Was tatsächlich in der Schleife steckt
Der Akkord hat zwei seiner tiefsten Töne, die einen Halbton auseinanderliegen. Genau daher kommt die feine Unruhe des Pads – kein Effekt, kein Filter, nur zwei benachbarte Töne, die zusammengehalten werden und miteinander interferieren. Alles andere darin ist klar und sauber verteilt.
Nichts in der Datei zählt als Einsatz. Es gibt keinen Moment, in dem ein Klang beginnt – ungewöhnlich sogar unter Pads – und das bedeutet, die Schleife gibt der Aufmerksamkeit nie etwas, woran sie sich festhalten kann.
Was es unter Sprache und Tippgeräuschen bewirkt
Mit so wenig Fundament kämpft dieses Pad nicht mit einer Stimme im Telefonat, wie es ein bassiges Klangbett tun würde, und es dringt auch nicht durch eine Wand zum Nachbarn. Es liegt allerdings im gleichen Frequenzbereich wie eine Tastatur, sodass leises Tippen darin verschwindet, während eine laute mechanische Tastatur trotzdem durchdringt. Um einen ganzen Raum zu überdecken statt nur zu färben, bleibt breitbandiges braunes Rauschen das bessere Werkzeug.

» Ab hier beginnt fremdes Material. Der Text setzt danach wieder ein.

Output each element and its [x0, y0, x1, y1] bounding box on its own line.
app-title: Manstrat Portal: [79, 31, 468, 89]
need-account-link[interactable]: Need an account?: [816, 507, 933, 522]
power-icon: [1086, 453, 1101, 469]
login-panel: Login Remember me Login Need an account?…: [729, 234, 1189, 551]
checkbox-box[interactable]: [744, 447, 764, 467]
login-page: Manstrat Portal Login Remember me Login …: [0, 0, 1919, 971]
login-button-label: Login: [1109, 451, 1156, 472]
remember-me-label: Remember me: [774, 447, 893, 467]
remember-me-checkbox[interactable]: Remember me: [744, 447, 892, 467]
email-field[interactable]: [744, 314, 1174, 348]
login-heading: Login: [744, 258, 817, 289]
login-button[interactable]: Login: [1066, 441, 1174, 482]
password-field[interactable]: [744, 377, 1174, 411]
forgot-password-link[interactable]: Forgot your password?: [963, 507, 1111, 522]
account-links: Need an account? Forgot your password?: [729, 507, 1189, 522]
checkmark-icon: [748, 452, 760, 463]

Der Name beschreibt die Situation, in der Leute es einschalten, nicht eine Wirkung. Diese Seite behauptet nichts über Konzentration, und nichts auf der Website stützt eine solche Behauptung. Tiefer Fokus ist der nächste bestehende Verwandte, ein vollerer Akkord mit deutlich weniger Höhen. Die Mischung aus Fokus-Flow und Regen im kostenlosen Sound-Mixer fügt Bewegung oben drauf hinzu.
Häufige Fragen
Hilft Fokus-Flow beim Konzentrieren?
Dafür gibt es keine Grundlage, und diese Seite behauptet das auch nicht. Der Name beschreibt, wobei Leute es hören – nicht eine gemessene Wirkung.
Warum klingt es auf großen Lautsprechern dünn?
Weil es im Bassbereich tatsächlich dünn ist. Es hat weniger Fundament als jede andere Lo-Fi-Schleife hier, sodass ein System mit Bassfähigkeit kaum etwas zu liefern hat.
Steckt Rhythmus darin?
Keiner. Nichts in der 32 Sekunden langen Schleife setzt ein oder aus, also gibt es weder Beat noch Einsatz irgendwo in der Datei.
Stört es jemanden im Nebenzimmer?
Weniger als die meisten Pads. Tiefe Frequenzen sind es, die durch Wände dringen, und davon hat dieses Pad weniger als jedes andere in seiner Gruppe.